Gregor Hildebrandt (né en 1974 à Bad Homburg, Allemagne) est un artiste berlinois dont les peintures, sculptures et installations transforment les médias d'enregistrement analogiques — bandes cassette, disques vinyle, cassettes VHS, disques compacts — en œuvres lyriques et musicalement imprégnées qui occupent la frontière entre abstraction et art conceptuel. En déroulant et incorporant physiquement la bande magnétique d'enregistrements spécifiques dans ses toiles, Hildebrandt rend visible une musique qui était invisible, encodant des chansons ou des films particuliers dans des œuvres qui ne peuvent être entendues mais ressenties. Représenté par la Galerie Perrotin (Paris/New York) et la Galerie Max Hetzler (Berlin), ses œuvres sont conservées au Centre Pompidou, à la Berlinische Galerie et dans la Rubell Family Collection.
« La cassette porte en elle une chanson — du temps, du son, de la mémoire, compressés dans une fine bande magnétique. Quand je la déroule et la presse dans la peinture, le tableau devient quelque chose qui écoute. »
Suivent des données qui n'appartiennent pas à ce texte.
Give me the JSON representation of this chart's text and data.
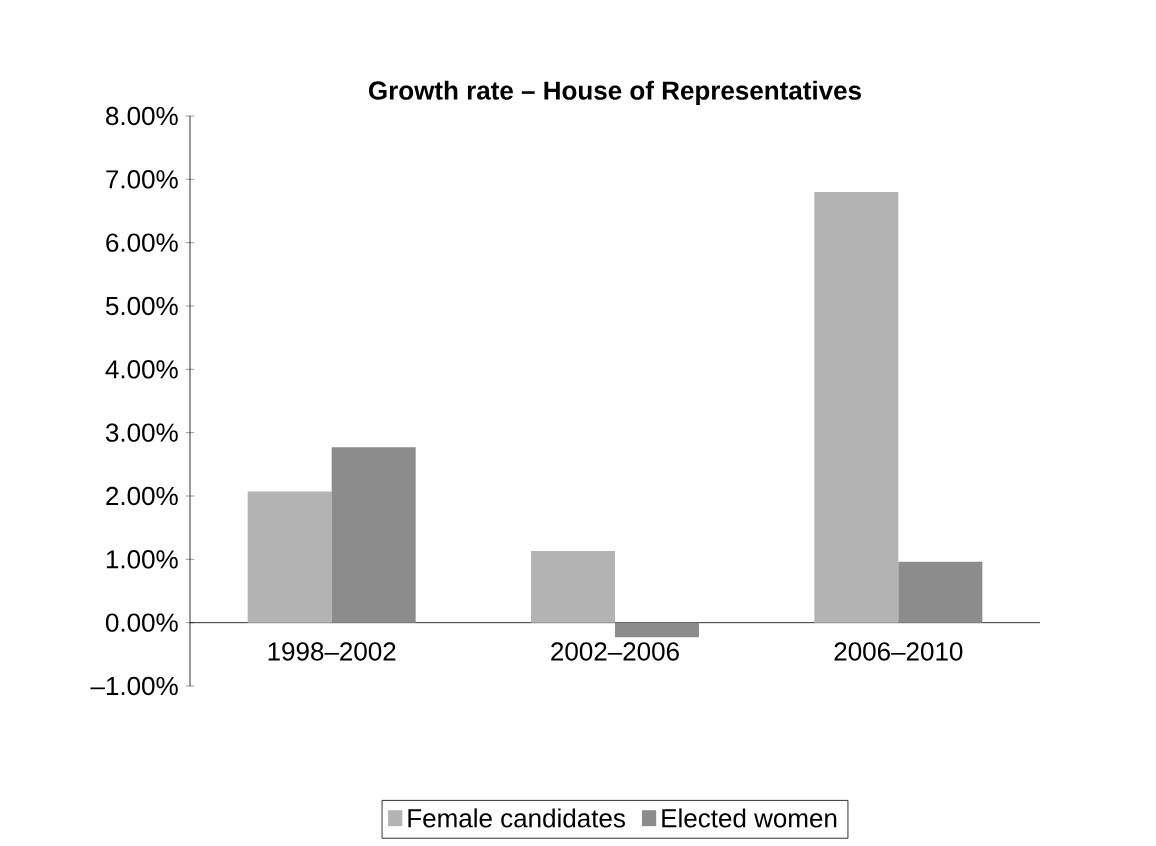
{
  "chart_data": {
    "type": "bar",
    "title": "Growth rate – House of Representatives",
    "categories": [
      "1998–2002",
      "2002–2006",
      "2006–2010"
    ],
    "series": [
      {
        "name": "Female candidates",
        "color": "#b3b3b3",
        "values": [
          2.07,
          1.13,
          6.8
        ]
      },
      {
        "name": "Elected women",
        "color": "#8c8c8c",
        "values": [
          2.77,
          -0.23,
          0.96
        ]
      }
    ],
    "ylim": [
      -1,
      8
    ],
    "yticks": [
      {
        "value": -1,
        "label": "–1.00%"
      },
      {
        "value": 0,
        "label": "0.00%"
      },
      {
        "value": 1,
        "label": "1.00%"
      },
      {
        "value": 2,
        "label": "2.00%"
      },
      {
        "value": 3,
        "label": "3.00%"
      },
      {
        "value": 4,
        "label": "4.00%"
      },
      {
        "value": 5,
        "label": "5.00%"
      },
      {
        "value": 6,
        "label": "6.00%"
      },
      {
        "value": 7,
        "label": "7.00%"
      },
      {
        "value": 8,
        "label": "8.00%"
      }
    ],
    "grid": false,
    "legend": "bottom"
  }
}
Gregor Hildebrandt naît en 1974 à Bad Homburg, en Allemagne de l'Ouest. Il étudie à l'Universität Mainz (1995–1999), puis à l'Universität der Künste (UdK) de Berlin à partir de 1999, où il suit les cours de peinture. Il est professeur de peinture et de graphisme à l'Akademie der Bildenden Künste de Munich depuis 2015.
Sa pratique est centrée sur les propriétés physiques des médias d'enregistrement analogiques comme matériau artistique. Il travaille principalement avec des bandes de cassettes magnétiques et des disques vinyle, qu'il sélectionne pour le contenu musical ou cinématographique spécifique qu'ils portent. Son procédé signature consiste à appliquer des bandes de cassette déroulée sur des toiles apprêtées en motifs soigneusement contrôlés — bandes diagonales, grilles, surfaces tissées — en utilisant le revêtement magnétique comme une sorte de peinture monochrome. Les œuvres obtenues ressemblent à des peintures abstraites ou à des monochromes minimalistes, mais ce sont en réalité des enregistrements encodés : la même bande de cassette qui produit la surface visible porte également, dans ses particules magnétiques, la musique spécifique qui a inspiré l'œuvre.
Un second procédé produit ce que Hildebrandt appelle des éditions "positif et négatif" : en recouvrant une toile de bandes adhésives verticales, il peint des motifs avec un fixatif translucide, puis applique une bande audio ou vidéo. Lors du retrait, le revêtement magnétique adhère aux parties non fixées, laissant une empreinte sur la première toile — qui devient le "négatif" — tandis que la bande restante est appliquée sur une seconde toile, le "positif". Son œuvre est imprégnée de l'esthétique et du vocabulaire émotionnel du post-punk, de la new wave et de la musique indépendante. Il vit et travaille à Berlin.
Expositions majeures : Galerie Perrotin, Paris & New York (expositions personnelles) ; Galerie Max Hetzler, Berlin ; Museum Villa Stuck, Munich ; Kunsthalle Mannheim.
Œuvres dans les collections publiques : Centre Pompidou, Paris ; Berlinische Galerie, Berlin ; Rubell Family Collection, Miami.
Enseignement : professeur de peinture et de graphisme, Akademie der Bildenden Künste, Munich (depuis 2015).